The objective of this study was to investigate the capability of bank vole (Myodes glareolus) embryonic cells to sustain their pluripotent character during in vitro culture, and to determine the optimal conditions for derivation of embryonic stem (ES) cells. We compared the presence of specific pluripotency (Oct4, Ssea1) and differentiation markers (Gata4 - primitive endoderm marker; Cdx2 - trophectoderm marker) in blastocysts and inner cell mass (ICM) outgrowths obtained from blastocysts of bank vole, and two mouse hybrids F1(C57Bl/6xCBA/H) and F1(C57Bl/6x129/Sv), which differ in the permissiveness of giving rise to ES cells. We found that, in contrast to mouse, the expression of pluripotency markers in the cells of bank vole ICM outgrowths is progressively downregulated and rapidly lost by the 4th day of culture.
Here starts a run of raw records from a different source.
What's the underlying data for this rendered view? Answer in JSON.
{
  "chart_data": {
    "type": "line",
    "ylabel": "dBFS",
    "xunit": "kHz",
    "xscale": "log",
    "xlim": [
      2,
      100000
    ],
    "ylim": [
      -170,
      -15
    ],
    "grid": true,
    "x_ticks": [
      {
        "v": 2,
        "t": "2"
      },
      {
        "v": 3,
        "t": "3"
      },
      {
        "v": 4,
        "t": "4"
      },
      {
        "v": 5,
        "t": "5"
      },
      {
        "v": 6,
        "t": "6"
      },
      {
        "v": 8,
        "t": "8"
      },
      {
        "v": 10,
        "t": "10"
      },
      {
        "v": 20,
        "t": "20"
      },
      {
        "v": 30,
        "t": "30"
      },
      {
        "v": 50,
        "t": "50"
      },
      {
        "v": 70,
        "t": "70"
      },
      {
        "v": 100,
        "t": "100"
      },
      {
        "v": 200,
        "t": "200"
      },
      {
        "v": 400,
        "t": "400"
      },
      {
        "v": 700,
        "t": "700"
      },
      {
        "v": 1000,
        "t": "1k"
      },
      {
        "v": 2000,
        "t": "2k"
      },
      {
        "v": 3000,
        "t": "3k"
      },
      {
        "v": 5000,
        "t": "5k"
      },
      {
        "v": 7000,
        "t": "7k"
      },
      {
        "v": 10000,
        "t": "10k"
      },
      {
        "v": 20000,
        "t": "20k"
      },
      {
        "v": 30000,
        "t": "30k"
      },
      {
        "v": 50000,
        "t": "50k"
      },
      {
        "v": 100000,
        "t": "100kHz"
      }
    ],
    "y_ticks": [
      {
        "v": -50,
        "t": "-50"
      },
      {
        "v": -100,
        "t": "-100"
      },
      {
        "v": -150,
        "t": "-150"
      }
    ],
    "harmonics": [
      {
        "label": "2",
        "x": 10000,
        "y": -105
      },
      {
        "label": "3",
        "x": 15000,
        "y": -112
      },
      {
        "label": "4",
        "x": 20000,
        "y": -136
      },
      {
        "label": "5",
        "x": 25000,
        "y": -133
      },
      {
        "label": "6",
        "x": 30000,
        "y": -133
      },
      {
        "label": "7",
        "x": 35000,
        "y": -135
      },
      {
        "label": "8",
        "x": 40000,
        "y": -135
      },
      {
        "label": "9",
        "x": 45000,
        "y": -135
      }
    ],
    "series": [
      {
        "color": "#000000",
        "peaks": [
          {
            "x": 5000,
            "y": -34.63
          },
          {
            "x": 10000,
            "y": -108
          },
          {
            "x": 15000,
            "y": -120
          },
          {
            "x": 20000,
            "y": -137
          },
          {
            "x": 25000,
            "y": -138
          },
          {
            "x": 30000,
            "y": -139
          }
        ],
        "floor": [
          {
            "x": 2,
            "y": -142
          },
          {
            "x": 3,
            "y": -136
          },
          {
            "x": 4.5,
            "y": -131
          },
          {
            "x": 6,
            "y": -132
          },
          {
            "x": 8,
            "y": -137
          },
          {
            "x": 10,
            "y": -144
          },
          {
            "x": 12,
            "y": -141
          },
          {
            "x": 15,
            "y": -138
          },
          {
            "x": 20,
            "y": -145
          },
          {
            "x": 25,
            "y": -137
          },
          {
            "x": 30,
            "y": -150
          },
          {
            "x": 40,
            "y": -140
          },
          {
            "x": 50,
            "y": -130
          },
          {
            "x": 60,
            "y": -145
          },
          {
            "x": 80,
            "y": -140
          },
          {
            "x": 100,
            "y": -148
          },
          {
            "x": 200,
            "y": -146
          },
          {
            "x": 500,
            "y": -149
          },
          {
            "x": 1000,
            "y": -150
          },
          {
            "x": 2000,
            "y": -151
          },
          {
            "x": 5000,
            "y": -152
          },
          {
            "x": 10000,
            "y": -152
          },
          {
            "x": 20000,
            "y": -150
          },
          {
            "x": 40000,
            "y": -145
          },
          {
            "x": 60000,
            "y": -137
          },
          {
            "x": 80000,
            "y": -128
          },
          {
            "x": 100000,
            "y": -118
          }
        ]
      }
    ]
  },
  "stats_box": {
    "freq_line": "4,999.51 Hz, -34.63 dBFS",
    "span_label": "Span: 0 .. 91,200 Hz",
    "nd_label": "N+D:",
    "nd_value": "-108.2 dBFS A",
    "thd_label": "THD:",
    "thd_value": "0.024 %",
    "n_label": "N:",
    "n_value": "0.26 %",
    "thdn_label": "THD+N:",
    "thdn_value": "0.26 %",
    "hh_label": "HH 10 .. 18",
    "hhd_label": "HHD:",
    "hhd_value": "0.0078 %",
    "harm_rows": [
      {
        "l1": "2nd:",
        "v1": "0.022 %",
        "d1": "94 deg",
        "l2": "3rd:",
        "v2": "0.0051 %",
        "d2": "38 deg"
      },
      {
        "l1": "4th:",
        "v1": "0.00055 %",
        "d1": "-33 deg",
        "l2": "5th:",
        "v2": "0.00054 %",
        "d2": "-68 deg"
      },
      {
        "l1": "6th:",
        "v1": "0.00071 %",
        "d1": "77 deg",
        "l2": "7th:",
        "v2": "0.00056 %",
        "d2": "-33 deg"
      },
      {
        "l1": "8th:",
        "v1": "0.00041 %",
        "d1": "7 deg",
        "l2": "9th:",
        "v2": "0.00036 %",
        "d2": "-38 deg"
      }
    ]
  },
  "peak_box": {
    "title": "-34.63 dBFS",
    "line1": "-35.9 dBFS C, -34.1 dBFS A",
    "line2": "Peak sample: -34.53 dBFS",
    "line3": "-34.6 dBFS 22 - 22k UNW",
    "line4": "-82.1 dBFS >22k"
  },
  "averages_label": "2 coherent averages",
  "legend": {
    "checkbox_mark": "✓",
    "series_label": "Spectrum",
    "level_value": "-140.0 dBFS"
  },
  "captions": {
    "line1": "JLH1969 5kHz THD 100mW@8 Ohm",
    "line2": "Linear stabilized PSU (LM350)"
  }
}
This correlates with the appearance of cells expressing Gata4 and Cdx2, indicating differentiation towards primitive endoderm and derivatives of trophectoderm, respectively. We have also shown that heterologous cytokine leukaemia inhibitory factor (LIF) in conjunction with either homologous or heterologous feeder layer is unable to delay differentiation and preserve pluripotency of bank vole embryonic cells. Thus, the conditions optimised for mouse do not support the maintenance of bank vole embryonic cells in the undifferentiated state and do not allow for the isolation of the ES cells. Instead, combination of fibroblast growth factor 2 and activin A allows retention of Oct4 expression in bank vole blastocyst outgrowths during 4-day culture, indicating that signaling pathways operating in human, rather than mouse ES cells, might be involved in the process of self-renewal of bank vole embryonic cells.